Avant son exécution, Lucien Bonnot avait fait savoir, dans une lettre adressée à son épouse, qu’il avait été vendu par Charles Vallon, cantonnier auxiliaire à Faux-Fresnay, et par Jean Bourgeois. Charles Vallon avait recueilli les deux aviateurs alliés abattus en avril 1944 dans le secteur de Faux-Fresnay, et avait demandé à Lucien Bonnot de les prendre en charge, en présence de Jean Bourgeois. Arrêté en même temps que Lucien Bonnot, Charles Vallon avait été relâché. L’enquête conduite après la Libération a abouti à mettre également en cause Paul Musset, chef cantonnier à Faux-Fresnay qui avait été informé par son subordonné Charles Vallon, et qui avait remis à la Gestapo un parachute et des bottes d’aviateur. Le 5 mai 1945, le commissaire du gouvernement de la Cour de Justice de la Marne a réclamé la peine de mort pour Charles Vallon qui a bénéficié de circonstances atténuantes et a été finalement condamné à vingt ans de travaux forcés et à l’indignité nationale. Au terme de plusieurs remises de peine, il a été libéré en 1951.
Jean Bourgeois, innocenté dans une lettre anonyme adressée à la Cour de Justice de la Marne, a été acquitté ainsi que Paul Musset, le premier avec vingt ans d’indignité nationale et le second avec l’indignité nationale à vie.

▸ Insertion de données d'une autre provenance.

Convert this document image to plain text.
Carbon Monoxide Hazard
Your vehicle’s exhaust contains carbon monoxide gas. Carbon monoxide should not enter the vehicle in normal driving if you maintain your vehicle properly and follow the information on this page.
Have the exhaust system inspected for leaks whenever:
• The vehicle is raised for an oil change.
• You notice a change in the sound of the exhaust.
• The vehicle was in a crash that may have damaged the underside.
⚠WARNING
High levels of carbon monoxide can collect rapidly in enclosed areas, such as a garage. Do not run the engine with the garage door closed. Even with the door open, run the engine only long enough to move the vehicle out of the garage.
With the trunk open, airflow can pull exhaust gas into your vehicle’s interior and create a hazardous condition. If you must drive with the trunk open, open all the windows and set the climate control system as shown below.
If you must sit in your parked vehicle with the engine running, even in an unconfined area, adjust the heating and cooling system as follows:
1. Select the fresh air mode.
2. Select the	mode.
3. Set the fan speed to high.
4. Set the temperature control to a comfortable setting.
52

Dans la Marne, le nom de Lucien Bonnot est inscrit sur la plaque commémorative de la Butte des fusillés à L’Épine. Il figure sur le monument aux morts d’Anglure et sur la liste des fusillés du monument aux martyrs de la Résistance élevé à Épernay.

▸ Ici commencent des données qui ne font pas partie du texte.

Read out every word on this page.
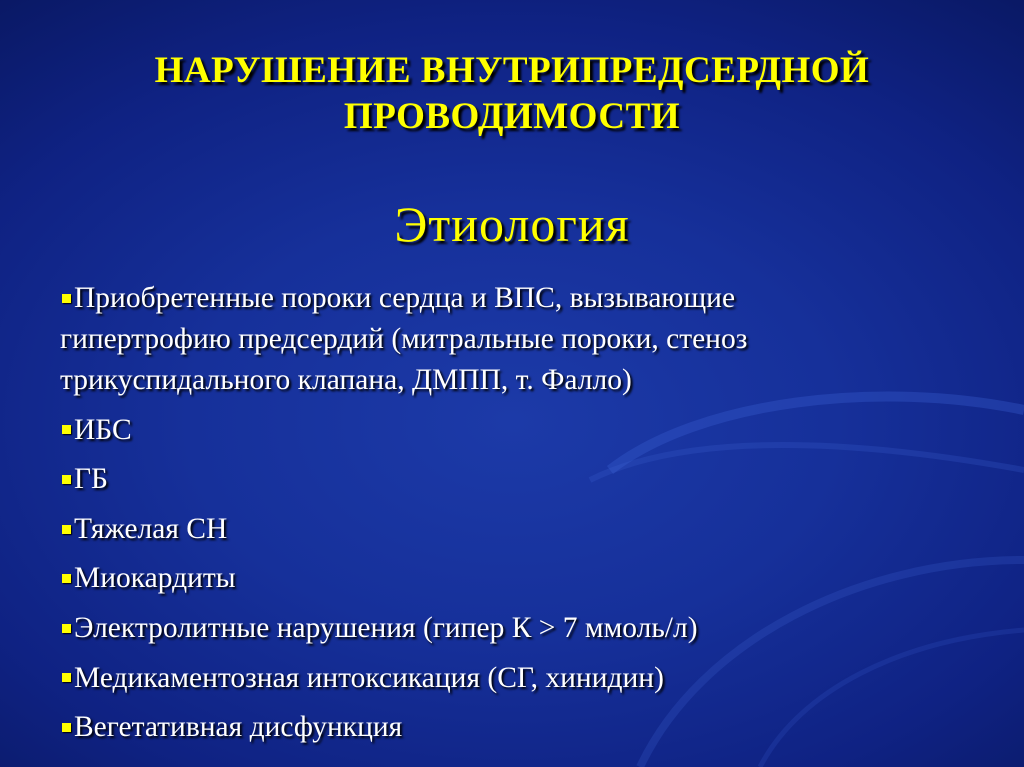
НАРУШЕНИЕ ВНУТРИПРЕДСЕРДНОЙ ПРОВОДИМОСТИ
Этиология
Приобретенные пороки сердца и ВПС, вызывающие гипертрофию предсердий (митральные пороки, стеноз трикуспидального клапана, ДМПП, т. Фалло)
ИБС
ГБ
Тяжелая СН
Миокардиты
Электролитные нарушения (гипер К > 7 ммоль/л)
Медикаментозная интоксикация (СГ, хинидин)
Вегетативная дисфункция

Dans l’Aube, son nom figure sur le monument aux morts de Pouan-les-Vallées.
Sources

SOURCES : AVCC, Caen, AC 21 P 713 300. — SHD, Vincennes, GR 16 P 72688. – Arch. Dép. Marne, M. 7463, exécutions par les Allemands 1941-1944 ; M. 4774, fusillés ou exécutés par les Allemands, liste dressée à la demande du ministère de l’Intérieur en octobre 1944 ; 7 U 62 No 22, Cour de justice de la Marne. – Arch. ONACVG-SD51, dossier CVR. – L’Union, 7 mai 1945 et 18 juin 1946 (photo). – Arch. Christian Bonnot, fils de Lucien Bonnot (photo). – Informations communiquées en 2012 par Marie-Françoise Garnesson. – « Hommage à un actif résistant, Lucien Bonnot, fusillé en août 1944 », l’Est-Éclair, 30 septembre 1994. – Pierre Servagnat, La Résistance et les Forces Françaises de l’Intérieur dans l’arrondissement d’Épernay-Souvenirs du capitaine Servagnat (photo), Imprimerie de Montligeon, 1946. – Pierre Gillet, « Châlons sous la botte. Souvenirs de la Résistance à Châlons-sur-Marne et dans l’arrondissement (1940-1945) », Cahiers châlonnais, n° 3, Châlons-sur-Marne, 1983, réédité en 1998. – Jean-Pierre et Jocelyne Husson, La Résistance dans la Marne, dvd-rom, AERI-Département de la Fondation de la Résistance et CRDP de Champagne-Ardenne, Reims, 2013. – Daniel Jourdain et Claude Macé, La Résistance dans l’ouest aubois, ANACR, FNDIRP de Romilly, collectif 39-45, 2018. État civil, Pouan-les-Vallées (acte de naissance) ; Châlons-en-Champagne (transcription du jugement déclaratif).